Paulistas passam a lua de mel em barracas em formato de casulo
Na hora de escolher o destino para passar a lua de mel, a advogada Tatiana Ribas e o produtor rural João Carlos, ambos com 33 anos, não pensaram duas vezes: queriam conhecer os cânions de Cambará do Sul. Souberam da cidade dos Campos de Cima da Serra quando visitaram Gramado, há dois anos, quando foram apresentados ao destino por amigos. Ao mesmo tempo, descobriram que Cambará oferece hospedagem no estilo glamping (glamour com camping), com barracas no formato de casulo.
— Vimos que existia essa possibilidade de hospedagem e tínhamos curiosidade em ter essa experiência. É muito legal, diferente, uma cabana moderna. Uma linda experiência para casais — conta ela.
— É muito gostoso passar a noite no casulo, tem barulho do vento, que é algo muito bacana, ficamos felizes com a nossa escolha — resume João Carlos.
A opção encontrada pelo casal é uma novidade de um tradicional hotel da cidade. São sete casulos, como são chamados, que são barracas construídas com estrutura de madeira de reflorestamento. Quem vê de fora percebe que elas lembram casulos de abelhas e, por isso, cada unidade foi batizada com nomes de abelhas nativas, como Jataí e Guaraipo.
Do lado de dentro, o espaço de 24 metros quadrados tem decoração com elementos naturais e um deck com banheira de hidromassagem. Todos os espaços estavam ocupados na quinta-feira (19), quando a reportagem conheceu as estruturas. Para este final de semana, todas as 28 acomodações dos casulos e das barracas e bangalôs estarão ocupadas. Para os meses de inverno, até o momento, 80% estão reservados e a expectativa é de 90% de lotação.
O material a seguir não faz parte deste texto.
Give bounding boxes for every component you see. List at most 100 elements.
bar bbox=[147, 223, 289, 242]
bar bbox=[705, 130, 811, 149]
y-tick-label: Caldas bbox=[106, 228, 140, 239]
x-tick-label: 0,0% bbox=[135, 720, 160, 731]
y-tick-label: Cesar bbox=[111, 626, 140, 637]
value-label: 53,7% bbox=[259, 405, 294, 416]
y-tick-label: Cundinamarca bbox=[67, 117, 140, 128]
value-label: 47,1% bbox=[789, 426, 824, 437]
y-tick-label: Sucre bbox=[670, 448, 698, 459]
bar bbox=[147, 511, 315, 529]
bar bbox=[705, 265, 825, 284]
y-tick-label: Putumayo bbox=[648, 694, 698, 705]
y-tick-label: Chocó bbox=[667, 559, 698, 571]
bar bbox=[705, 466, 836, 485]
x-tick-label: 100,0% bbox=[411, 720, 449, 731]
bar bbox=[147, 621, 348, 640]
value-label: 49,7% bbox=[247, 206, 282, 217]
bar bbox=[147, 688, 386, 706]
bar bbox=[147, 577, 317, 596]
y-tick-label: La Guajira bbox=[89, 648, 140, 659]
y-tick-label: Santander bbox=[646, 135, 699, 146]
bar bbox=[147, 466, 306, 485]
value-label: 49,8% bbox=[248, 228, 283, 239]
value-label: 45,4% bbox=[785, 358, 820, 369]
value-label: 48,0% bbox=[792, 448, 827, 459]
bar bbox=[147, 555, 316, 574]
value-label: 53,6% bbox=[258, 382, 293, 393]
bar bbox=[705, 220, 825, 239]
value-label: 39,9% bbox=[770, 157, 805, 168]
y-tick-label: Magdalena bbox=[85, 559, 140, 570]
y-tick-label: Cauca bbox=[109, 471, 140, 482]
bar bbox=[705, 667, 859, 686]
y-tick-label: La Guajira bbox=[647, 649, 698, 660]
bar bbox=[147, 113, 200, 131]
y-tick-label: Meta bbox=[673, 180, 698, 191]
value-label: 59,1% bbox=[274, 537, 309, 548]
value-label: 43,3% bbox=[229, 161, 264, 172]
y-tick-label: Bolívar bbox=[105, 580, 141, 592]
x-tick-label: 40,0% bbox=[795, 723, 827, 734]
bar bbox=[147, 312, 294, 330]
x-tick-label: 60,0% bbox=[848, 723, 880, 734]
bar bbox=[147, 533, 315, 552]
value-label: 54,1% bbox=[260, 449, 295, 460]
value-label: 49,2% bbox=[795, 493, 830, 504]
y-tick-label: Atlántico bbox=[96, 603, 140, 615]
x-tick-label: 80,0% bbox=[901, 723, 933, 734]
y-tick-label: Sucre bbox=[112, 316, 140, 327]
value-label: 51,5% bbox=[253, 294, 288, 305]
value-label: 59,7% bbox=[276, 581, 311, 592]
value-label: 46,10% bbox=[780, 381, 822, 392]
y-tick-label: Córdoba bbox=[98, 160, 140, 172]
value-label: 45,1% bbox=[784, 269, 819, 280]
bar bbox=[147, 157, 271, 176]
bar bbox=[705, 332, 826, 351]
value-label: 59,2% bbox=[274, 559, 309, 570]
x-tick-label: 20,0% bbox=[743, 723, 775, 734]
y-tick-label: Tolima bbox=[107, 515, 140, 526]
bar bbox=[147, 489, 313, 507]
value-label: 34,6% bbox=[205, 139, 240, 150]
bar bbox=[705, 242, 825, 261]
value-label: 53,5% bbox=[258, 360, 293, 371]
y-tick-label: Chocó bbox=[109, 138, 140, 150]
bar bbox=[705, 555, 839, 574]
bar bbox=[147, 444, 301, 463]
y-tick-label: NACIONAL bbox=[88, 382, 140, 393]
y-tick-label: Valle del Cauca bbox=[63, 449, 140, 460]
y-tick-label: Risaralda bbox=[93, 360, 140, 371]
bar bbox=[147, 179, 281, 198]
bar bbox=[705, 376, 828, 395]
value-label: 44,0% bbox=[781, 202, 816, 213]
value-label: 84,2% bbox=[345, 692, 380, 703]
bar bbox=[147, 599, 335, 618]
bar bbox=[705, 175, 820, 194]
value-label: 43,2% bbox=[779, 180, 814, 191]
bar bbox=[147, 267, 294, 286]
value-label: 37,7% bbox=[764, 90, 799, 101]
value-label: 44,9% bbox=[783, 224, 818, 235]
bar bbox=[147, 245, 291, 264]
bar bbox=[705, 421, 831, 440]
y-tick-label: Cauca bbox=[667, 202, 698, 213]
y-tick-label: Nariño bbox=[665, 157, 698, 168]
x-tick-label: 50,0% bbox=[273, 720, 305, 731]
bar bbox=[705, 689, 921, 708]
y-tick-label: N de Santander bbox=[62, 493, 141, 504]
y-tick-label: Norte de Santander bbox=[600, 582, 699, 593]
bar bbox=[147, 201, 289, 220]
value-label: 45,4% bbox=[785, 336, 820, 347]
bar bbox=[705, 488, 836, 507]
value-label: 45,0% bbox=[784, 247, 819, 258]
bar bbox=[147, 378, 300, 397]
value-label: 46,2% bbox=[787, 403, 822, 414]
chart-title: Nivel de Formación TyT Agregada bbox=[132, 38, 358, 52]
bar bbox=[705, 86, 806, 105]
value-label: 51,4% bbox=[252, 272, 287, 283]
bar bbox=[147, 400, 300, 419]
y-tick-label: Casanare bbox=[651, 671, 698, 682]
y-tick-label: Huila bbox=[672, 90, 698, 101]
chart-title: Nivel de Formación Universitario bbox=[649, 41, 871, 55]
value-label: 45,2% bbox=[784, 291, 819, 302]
Os pacotes para hospedagem partem de R$ 1,8 mil.
— Vivemos uma temporada de muita procura, o frio desta semana ajudou muito e a expectativa para o inverno é a melhor possível — avalia a gerente Daniela Mohr.
“Com a notícia do frio e o risco de neve, a procura é absurda”, diz dono de hotéis em São Francisco e Canela
Também é possível encontrar exemplos de alta procura por hospedagem nas demais cidades da região. Na pousada em São Francisco de Paula e no hotel em Canela do empresário Fernando Stalliviere, que possuem perfis diferentes de público, também não há mais leitos disponíveis para este final de semana. A unidade de São Chico é voltada para um público que viaja a trabalho, enquanto a estrutura em Canela é focada no atendimento de pessoas que estão passeando pela região.
Stalliviere é natural de Porto Alegre e encontrou em São Chico uma oportunidade de empreender no segmento. Na visão dele, a cidade foi beneficiada pelo turismo durante a pandemia e, além disso, ganhou mais força nos últimos anos com investimentos, como o Mátria Parque de Flores. O empresário ocupou, até semanas atrás, a presidência da Associação Pró-Turismo de São Francisco de Paula (Asturis). Deixou o cargo para se dedicar aos negócios — ele também é proprietário de um pub na cidade.
— Um tempo atrás, São Francisco de Paula era considerada apenas como uma cidade dormitório de quem não conseguia hospedagem em Gramado e Canela. Porém, durante a pandemia, as pessoas começaram a descobrir a cidade. Existem opções de lazer, muito verde, natureza, que atendem às expectativas de quem procurava um lugar mais isolado. Já em Canela, as pessoas se programam, compram passeios, estão de férias — analisa.
Com a expectativa da neve, as duas unidades tiveram procura 40% maior em relação a outras semanas sem a possibilidade do registro do fenômeno climático.
— Com a notícia do frio e o risco de neve, a procura é absurda. No ano passado, quando nevou, eu lotei. Tenho 18 quartos em São Francisco de Paula e, se eu tivesse 40, tinha preenchido todos — observa Stalliviere.